The quick answer is … it depends.
With summer temperatures routinely in the 80s and 90s, you’d think that air conditioning is a necessity here. But it’s not. Here are reasons why you can safely skip the A/C.
It may be tempting to assume that you need air conditioning just because other parts of the country have it. But remember that most of them have a much more humid climate than Colorado does—it’s easy to forget when we’re used to seeing people wearing shorts year round. We don’t typically see that level of humidity here; the air is drier and typically stays at around 70% relative humidity (drier than desert areas!). Also, summer evening temperatures can get as low as 50 degrees. Since Manitou Springs is somewhat sheltered from the sun by surrounding mountains, it tends to be cooler.
In recent history, the temperature has topped 94 degrees in Manitou Springs. Also, it’s not humid, so dry-skin sufferers can be miserable when trying to run errands or even just walk your dog before sunset (even if you pack an umbrella). The high elevation of Manitou Springs puts you closer to the sun. So, the sun’s rays are hotter on your home at higher altitude. And if you don’t have window tinting, those hot summer sun rays can blast right into your home and heat it up.

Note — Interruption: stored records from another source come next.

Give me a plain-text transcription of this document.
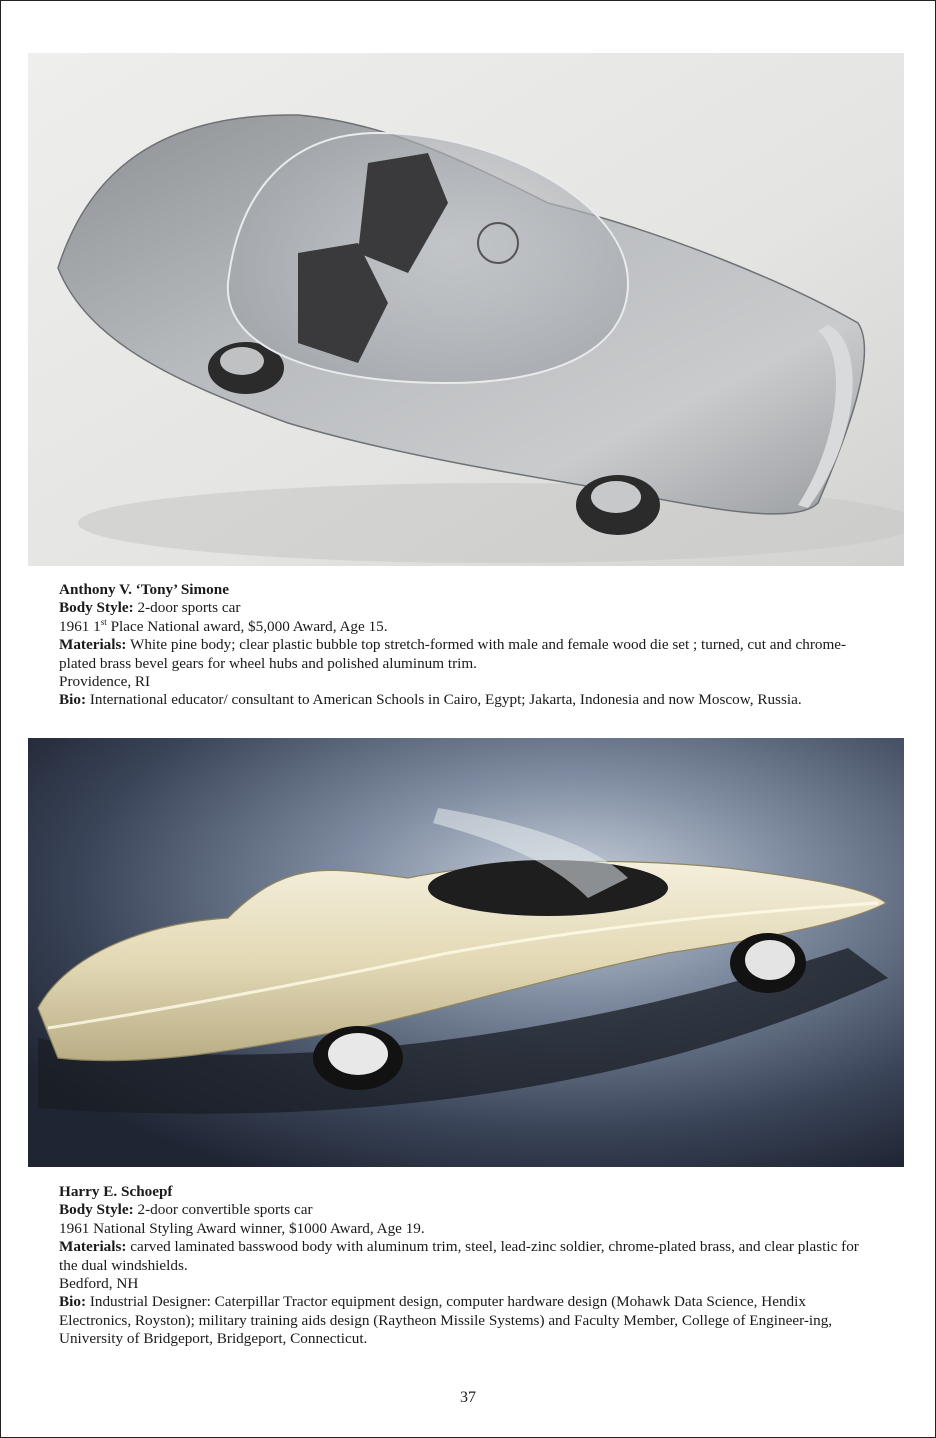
Anthony V. ‘Tony’ Simone

Body Style: 2-door sports car

1961 1st Place National award, $5,000 Award, Age 15.

Materials: White pine body; clear plastic bubble top stretch-formed with male and female wood die set ; turned, cut and chrome-plated brass bevel gears for wheel hubs and polished aluminum trim.

Providence, RI

Bio: International educator/ consultant to American Schools in Cairo, Egypt; Jakarta, Indonesia and now Moscow, Russia.

Harry E. Schoepf

Body Style: 2-door convertible sports car

1961 National Styling Award winner, $1000 Award, Age 19.

Materials: carved laminated basswood body with aluminum trim, steel, lead-zinc soldier, chrome-plated brass, and clear plastic for the dual windshields.

Bedford, NH

Bio: Industrial Designer: Caterpillar Tractor equipment design, computer hardware design (Mohawk Data Science, Hendix Electronics, Royston); military training aids design (Raytheon Missile Systems) and Faculty Member, College of Engineer-ing, University of Bridgeport, Bridgeport, Connecticut.

37
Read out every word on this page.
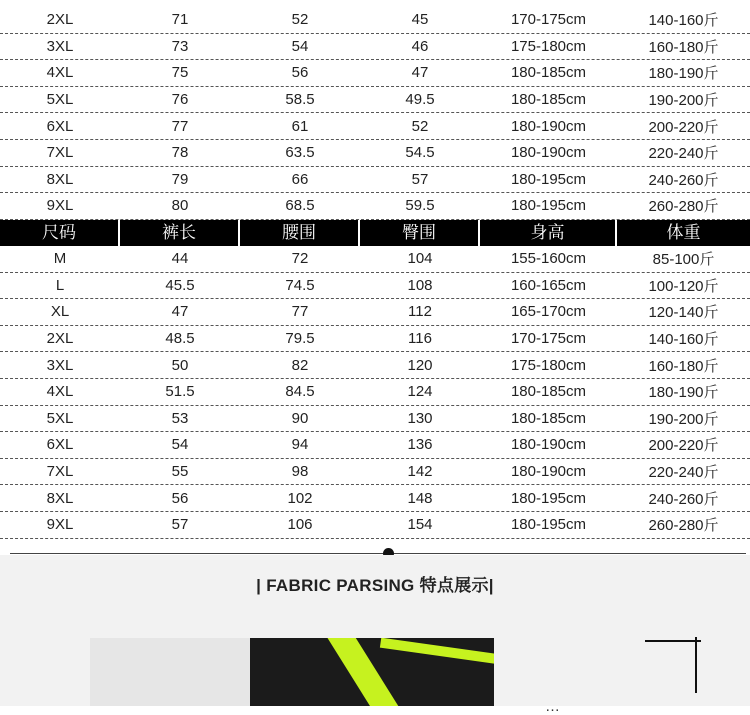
2XL	71	52	45	170-175cm	140-160斤
3XL	73	54	46	175-180cm	160-180斤
4XL	75	56	47	180-185cm	180-190斤
5XL	76	58.5	49.5	180-185cm	190-200斤
6XL	77	61	52	180-190cm	200-220斤
7XL	78	63.5	54.5	180-190cm	220-240斤
8XL	79	66	57	180-195cm	240-260斤
9XL	80	68.5	59.5	180-195cm	260-280斤
尺码	裤长	腰围	臀围	身高	体重
M	44	72	104	155-160cm	85-100斤
L	45.5	74.5	108	160-165cm	100-120斤
XL	47	77	112	165-170cm	120-140斤
2XL	48.5	79.5	116	170-175cm	140-160斤
3XL	50	82	120	175-180cm	160-180斤
4XL	51.5	84.5	124	180-185cm	180-190斤
5XL	53	90	130	180-185cm	190-200斤
6XL	54	94	136	180-190cm	200-220斤
7XL	55	98	142	180-190cm	220-240斤
8XL	56	102	148	180-195cm	240-260斤
9XL	57	106	154	180-195cm	260-280斤
| FABRIC PARSING 特点展示|
…
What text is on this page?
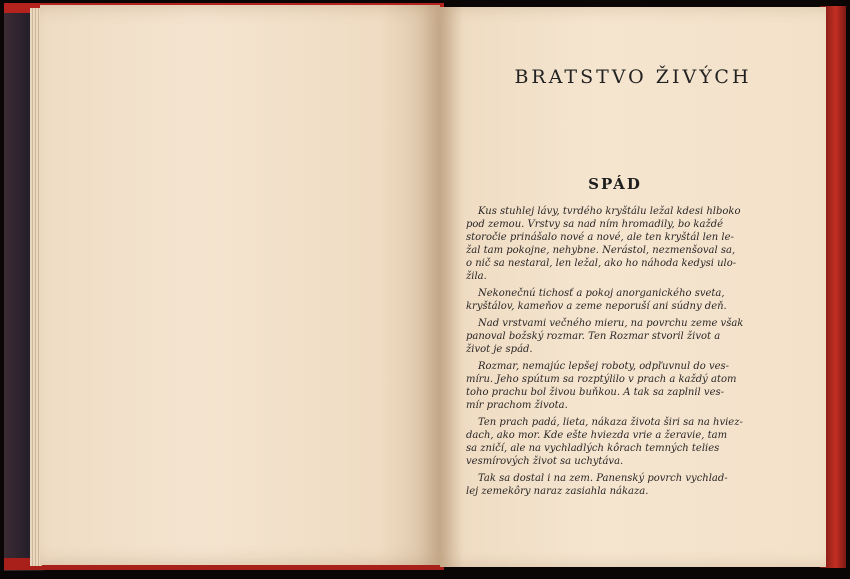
BRATSTVO ŽIVÝCH
SPÁD

Kus stuhlej lávy, tvrdého kryštálu ležal kdesi hlboko
pod zemou. Vrstvy sa nad ním hromadily, bo každé
storočie prinášalo nové a nové, ale ten kryštál len le-
žal tam pokojne, nehybne. Nerástol, nezmenšoval sa,
o nič sa nestaral, len ležal, ako ho náhoda kedysi ulo-
žila.

Nekonečnú tichosť a pokoj anorganického sveta,
kryštálov, kameňov a zeme neporuší ani súdny deň.

Nad vrstvami večného mieru, na povrchu zeme však
panoval božský rozmar. Ten Rozmar stvoril život a
život je spád.

Rozmar, nemajúc lepšej roboty, odpľuvnul do ves-
míru. Jeho spútum sa rozptýlilo v prach a každý atom
toho prachu bol živou buňkou. A tak sa zaplnil ves-
mír prachom života.

Ten prach padá, lieta, nákaza života širi sa na hviez-
dach, ako mor. Kde ešte hviezda vrie a žeravie, tam
sa zničí, ale na vychladlých kôrach temných telies
vesmírových život sa uchytáva.

Tak sa dostal i na zem. Panenský povrch vychlad-
lej zemekôry naraz zasiahla nákaza.
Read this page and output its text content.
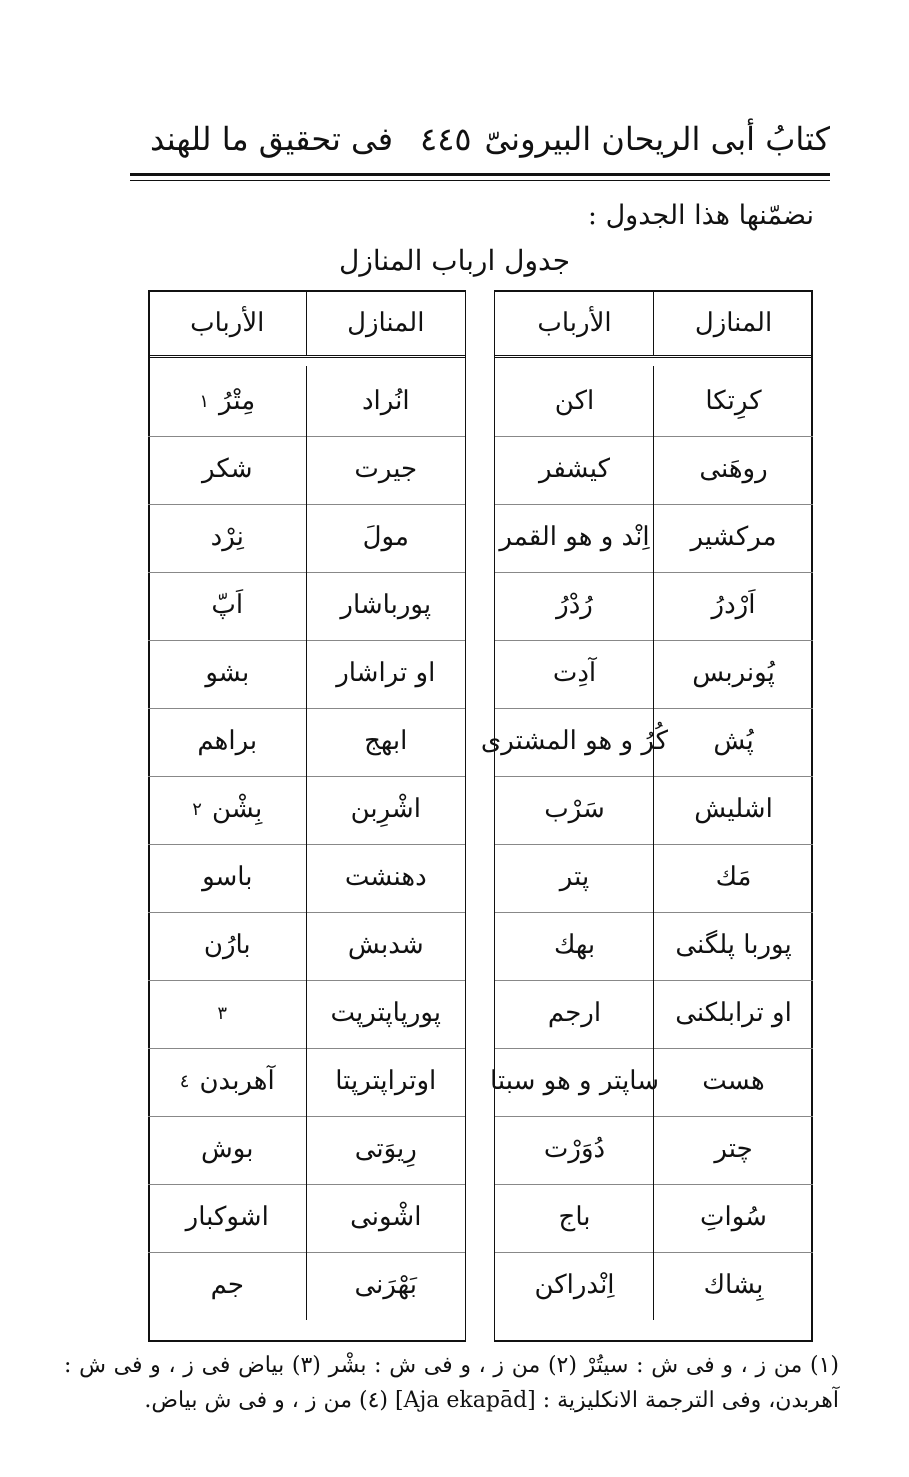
كتابُ أبى الريحان البيرونىّ
٤٤٥
فى تحقيق ما للهند
نضمّنها هذا الجدول :
جدول ارباب المنازل
المنازل
الأرباب
كرِتكا
اكن
روهَنى
كيشفر
مركشير
اِنْد و هو القمر
اَرْدرُ
رُدْرُ
پُونربس
آدِت
پُش
كُرُ و هو المشترى
اشليش
سَرْب
مَك
پتر
پوربا پلگنى
بهك
او ترابلكنى
ارجم
هست
ساپتر و هو سبتا
چتر
دُوَرْت
سُواتِ
باج
بِشاك
اِنْدراكن
المنازل
الأرباب
انُراد
مِتْرُ
١
جيرت
شكر
مولَ
نِرْد
پورباشار
اَپّ
او تراشار
بشو
ابهج
براهم
اشْرِبن
بِشْن
٢
دهنشت
باسو
شدبش
بارُن
پورپاپترپت
٣
اوتراپترپتا
آهربدن
٤
رِيوَتى
بوش
اشْونى
اشوكبار
بَهْرَنى
جم
(١) من ز ، و فى ش : سيتُرْ (٢) من ز ، و فى ش : بشْر (٣) بياض فى ز ، و فى ش : آهربدن، وفى الترجمة الانكليزية : [Aja ekapād] (٤) من ز ، و فى ش بياض.
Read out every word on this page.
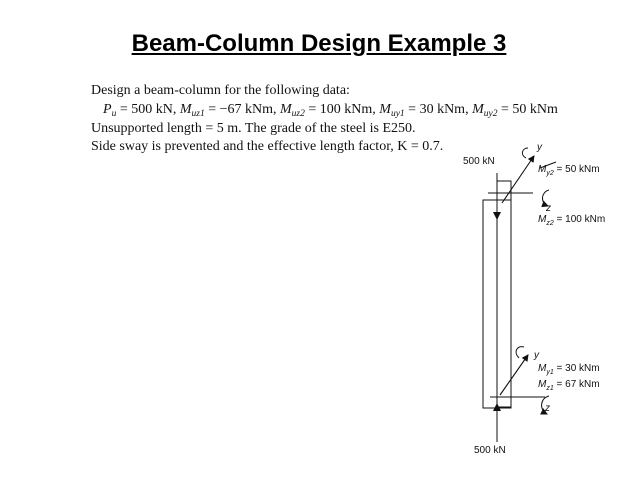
Beam-Column Design Example 3
Design a beam-column for the following data:
$P_u = 500$ kN, $M_{uz1} = -67$ kNm, $M_{uz2} = 100$ kNm, $M_{uy1} = 30$ kNm, $M_{uy2} = 50$ kNm
Unsupported length = 5 m. The grade of the steel is E250.
Side sway is prevented and the effective length factor, K = 0.7.	y
z
y
z
500 kN
500 kN
$M_{y2} = 50$ kNm
$M_{z2} = 100$ kNm
$M_{y1} = 30$ kNm
$M_{z1} = 67$ kNm
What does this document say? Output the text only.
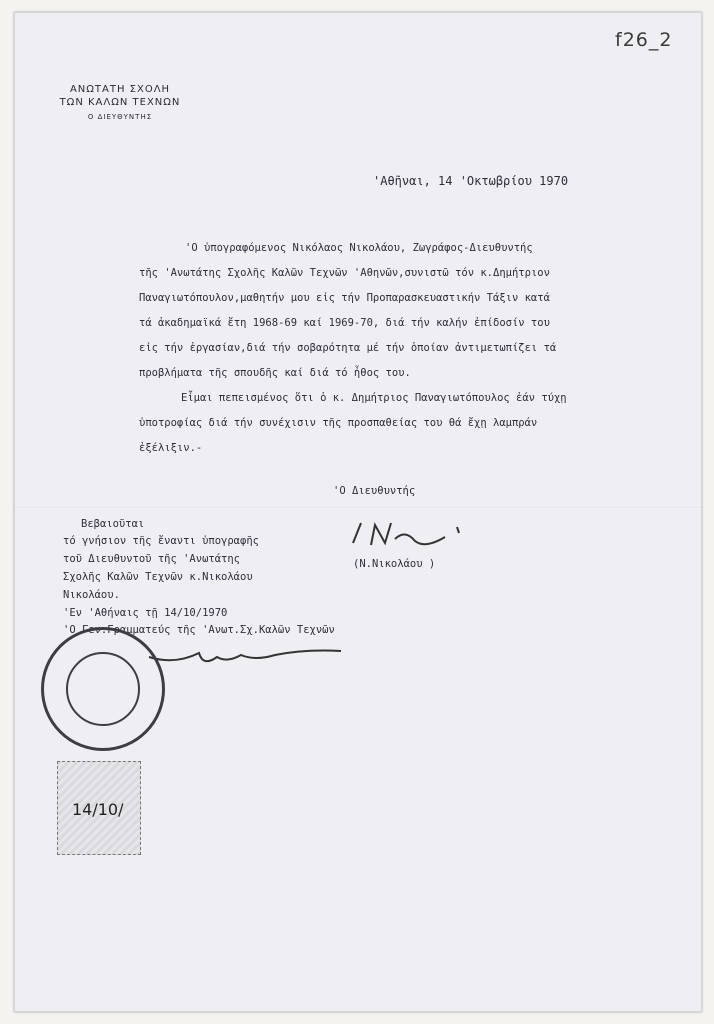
f26_2
ΑΝΩΤΑΤΗ ΣΧΟΛΗ
ΤΩΝ ΚΑΛΩΝ ΤΕΧΝΩΝ
Ο ΔΙΕΥΘΥΝΤΗΣ
'Αθῆναι, 14 'Οκτωβρίου 1970
'Ο ὑπογραφόμενος Νικόλαος Νικολάου, Ζωγράφος-Διευθυντής
τῆς 'Ανωτάτης Σχολῆς Καλῶν Τεχνῶν 'Αθηνῶν,συνιστῶ τόν κ.Δημήτριον
Παναγιωτόπουλον,μαθητήν μου εἰς τήν Προπαρασκευαστικήν Τάξιν κατά
τά ἀκαδημαϊκά ἔτη 1968-69 καί 1969-70, διά τήν καλήν ἐπίδοσίν του
εἰς τήν ἐργασίαν,διά τήν σοβαρότητα μέ τήν ὁποίαν ἀντιμετωπίζει τά
προβλήματα τῆς σπουδῆς καί διά τό ἦθος του.
Εἶμαι πεπεισμένος ὅτι ὁ κ. Δημήτριος Παναγιωτόπουλος ἐάν τύχῃ
ὑποτροφίας διά τήν συνέχισιν τῆς προσπαθείας του θά ἔχῃ λαμπράν
ἐξέλιξιν.-
'Ο Διευθυντής
(Ν.Νικολάου )
Βεβαιοῦται
τό γνήσιον τῆς ἔναντι ὑπογραφῆς
τοῦ Διευθυντοῦ τῆς 'Ανωτάτης
Σχολῆς Καλῶν Τεχνῶν κ.Νικολάου
Νικολάου.
'Εν 'Αθήναις τῇ 14/10/1970
'Ο Γεν.Γραμματεύς τῆς 'Ανωτ.Σχ.Καλῶν Τεχνῶν
14/10/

So do you need air conditioning in Colorado? It depends on how you define “need.” Like many things with your home and lifestyle, there are very reasonable ways to go about managing air conditioning needs here—you just have to decide if they’re worth it for you.
In general, you can get away without air conditioning in your Manitou Springs home. In the 1980s, almost no one had air conditioning. However, average summer temperatures have gotten hotter recently. And older homes may not have the best air circulation. Larger homes can also have issues with trapped heat. More homes are being built higher on the mountainside exposing it more to direct sunlight. In those cases, homeowners often elect to install air conditioning.
How to Buy Air Conditioning for Your Home
Buying air conditioning is easy if you know what to look for and some of the tricks that will help you get the best deal. Lets start with the basic facts about air conditioning:
Air conditioners have two main components: a compressor, which pumps refrigerant through coils and cools the air, and a fan, which pushes the cooled air through the rest of your house. The more energy efficient you are in using your air conditioner, the more money you will save on your electric bill. Some tips to help make this happen include keeping your curtains or blinds closed during hot days so your air conditioner doesn’t have to work as hard to cool the air in your home. It’s also important to make sure that all of your windows are sealed tightly so that there are no leaks. If you live in an area where storms are common during summer months, it’s especially important to make sure that your windows and doors are in good working order before turning on your AC unit.
But what if you need a new AC? There are several major brands available (Trane, Carrier, Bryant). There are basically two types of air conditioners: central and window. Central air conditioners must be installed by a professional. Window units can often be installed by yourself.
Window and portable units are designed to cool down a small room or area. These units are generally more affordable and easier to install, but they may not be able to keep up with larger spaces. Central air conditioning systems are designed to cool down an entire house or building. These systems have ductwork set up throughout your home and usually have multiple vents where you can control how cooled air is distributed throughout your space.
How Big of an Air Conditioner Do I Need?
Btu/h ratings are a measure of the amount of heat an air conditioner can remove from one square foot in one hour (or the number of British Thermal Units that could be removed from one square foot in one hour if there were no heat loss). The higher the Btu/h rating, the more powerful the machine is at removing heat. A bigger, more powerful unit will cost you more money to operate, but it’s ideal for areas that get much hotter than others.